Happiness is a good bowl of noodles, and right now we have many reasons to be happy. At first glance it’s a simple dish: the combining of flour and water to make a dough, which in turn is pulled or cut into ribbons, to be flicked into the roiling, bubbling waters and drained. These are augmented by toppings, either soothing or explosive. But like all the best simple things, it’s complicated. Good noodle-making is about the careful management of unseeable glutens and starches. There is the heat and depth of the liquids in which the noodles are simmered and the time they loiter there. It’s about the balance and shameless excess of the things that go on top; the crunchy chilli oils, bean pastes and crisp vegetables, applied like your mouth has been good today and deserves rewards.
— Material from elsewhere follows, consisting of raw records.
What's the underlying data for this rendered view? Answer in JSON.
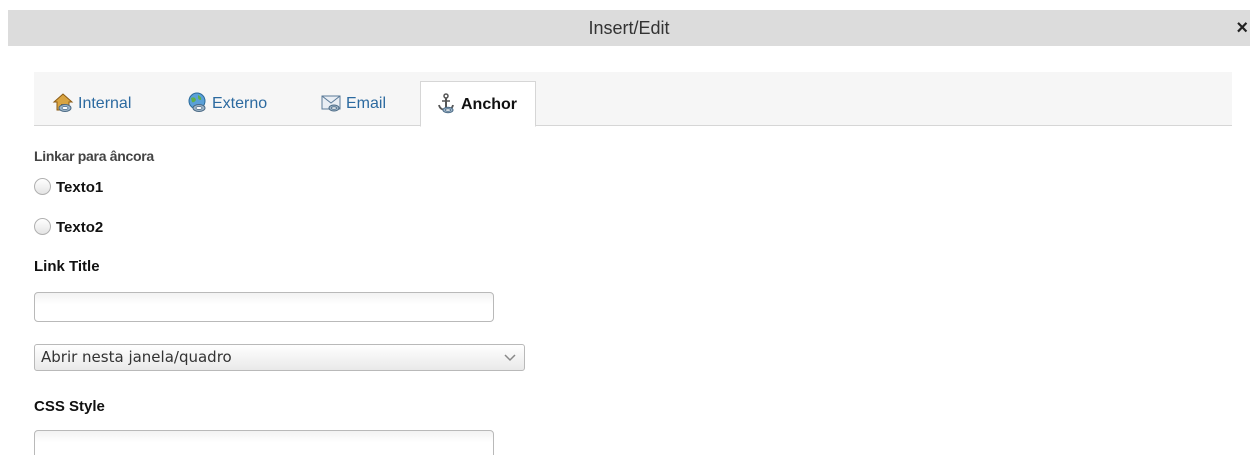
{
  "dialog": {
    "title": "Insert/Edit",
    "close_label": "×"
  },
  "tabs": [
    {
      "label": "Internal",
      "icon": "house-link-icon",
      "active": false
    },
    {
      "label": "Externo",
      "icon": "globe-link-icon",
      "active": false
    },
    {
      "label": "Email",
      "icon": "envelope-icon",
      "active": false
    },
    {
      "label": "Anchor",
      "icon": "anchor-icon",
      "active": true
    }
  ],
  "anchor": {
    "section_label": "Linkar para âncora",
    "options": [
      {
        "label": "Texto1",
        "checked": false
      },
      {
        "label": "Texto2",
        "checked": false
      }
    ]
  },
  "link_title": {
    "label": "Link Title",
    "value": ""
  },
  "target_select": {
    "selected": "Abrir nesta janela/quadro"
  },
  "css_style": {
    "label": "CSS Style",
    "value": ""
  },
  "colors": {
    "titlebar_bg": "#dcdcdc",
    "tab_link": "#2c6aa0",
    "tab_strip_bg": "#f6f6f6"
  }
}
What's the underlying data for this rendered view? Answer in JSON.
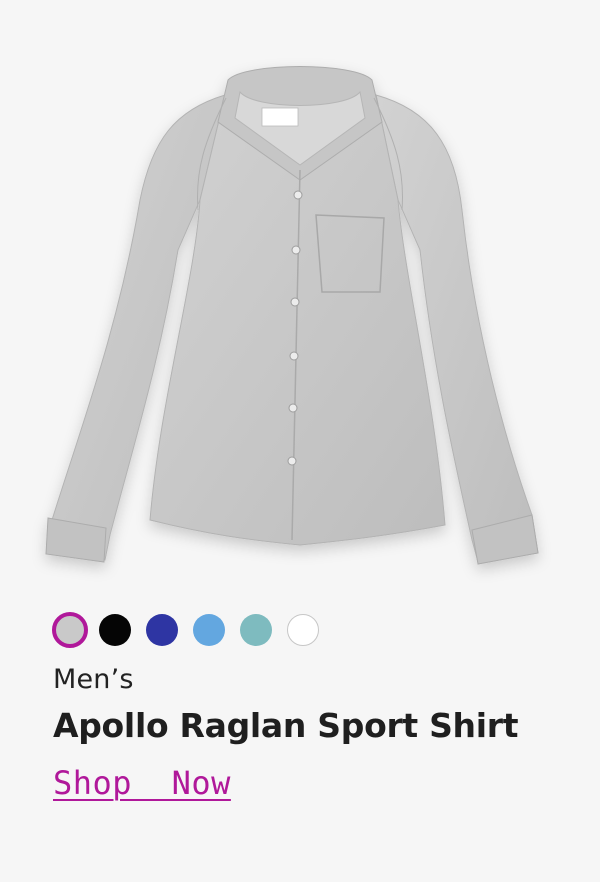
{
  "product": {
    "category": "Men’s",
    "name": "Apollo Raglan Sport Shirt",
    "cta_label": "Shop  Now",
    "image_alt_icon": "shirt-icon"
  },
  "swatches": [
    {
      "name": "Light Grey",
      "color": "#c9c9c9",
      "selected": true
    },
    {
      "name": "Black",
      "color": "#050505",
      "selected": false
    },
    {
      "name": "Royal Blue",
      "color": "#2e35a3",
      "selected": false
    },
    {
      "name": "Sky Blue",
      "color": "#63a7e0",
      "selected": false
    },
    {
      "name": "Sea Green",
      "color": "#7ebbbf",
      "selected": false
    },
    {
      "name": "White",
      "color": "#ffffff",
      "selected": false
    }
  ],
  "colors": {
    "accent": "#b0189a",
    "background": "#f6f6f6",
    "text": "#1f1f1f"
  }
}
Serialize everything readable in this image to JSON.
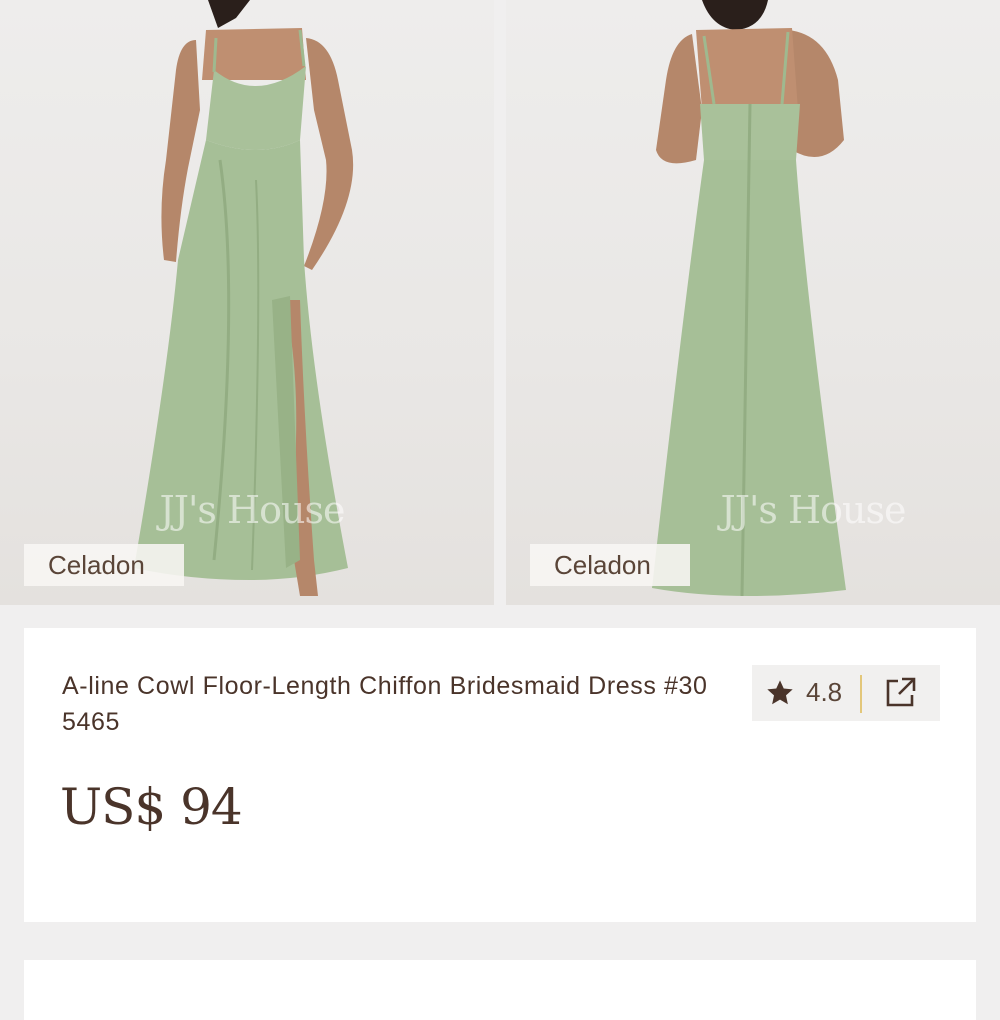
{
  "gallery": {
    "images": [
      {
        "view": "front",
        "color_label": "Celadon",
        "watermark": "JJ's House"
      },
      {
        "view": "back",
        "color_label": "Celadon",
        "watermark": "JJ's House"
      }
    ]
  },
  "product": {
    "title": "A-line Cowl Floor-Length Chiffon Bridesmaid Dress #305465",
    "price": "US$ 94",
    "rating": "4.8",
    "dress_color": "#a9c19a",
    "accent_divider_color": "#e3c77a",
    "icons": {
      "rating": "star-icon",
      "share": "share-external-icon"
    }
  }
}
A decade ago, London saw a boom in ramen shops, which then spread out across the UK, bringing us Japan’s intense way with thin noodles and creamy, collagen-rich broths made from a day’s simmering of pork bones. Now it’s the turn of regional China to show us the way. At the recently opened Noodle Inn on Soho’s Old Compton Street, dishes from Gansu province have mellifluous, come-hither names like “oil spill wide noodles with braised beef” and “knife cut noodles with minced pork in soybean paste”. There’s Greedy Sheep, just off Leicester Square, which offers customisable bowls with broths from “original” to “extra spicy” bobbing with cuts of offal and tendon. At Noodles and Beer at the bottom end of Wardour Street, they will snip a chilli and cumin-crusted braised short rib from the bone over ribbons that are the white of old piano keys. And the best thing? A properly sustaining bowl of noodles is great value.
That only adds intrigue to the quiet opening at the Peninsula hotel on Hyde Park Corner of the Little Blue Noodle Bar. The Peninsula is to cheap what Dita Von Teese is to dowdy. Rooms there start from around £1,000 a night. In its Chinese restaurant Canton Blue, of which the Little Blue Noodle Bar is an offshoot, the Peking duck is £135. And now, in the shimmering, lacquered, ultramarine cocktail bar at street level, they are serving up classy bowls of titivated noodles at £15 a pop, or £20 with a Gweilo beer.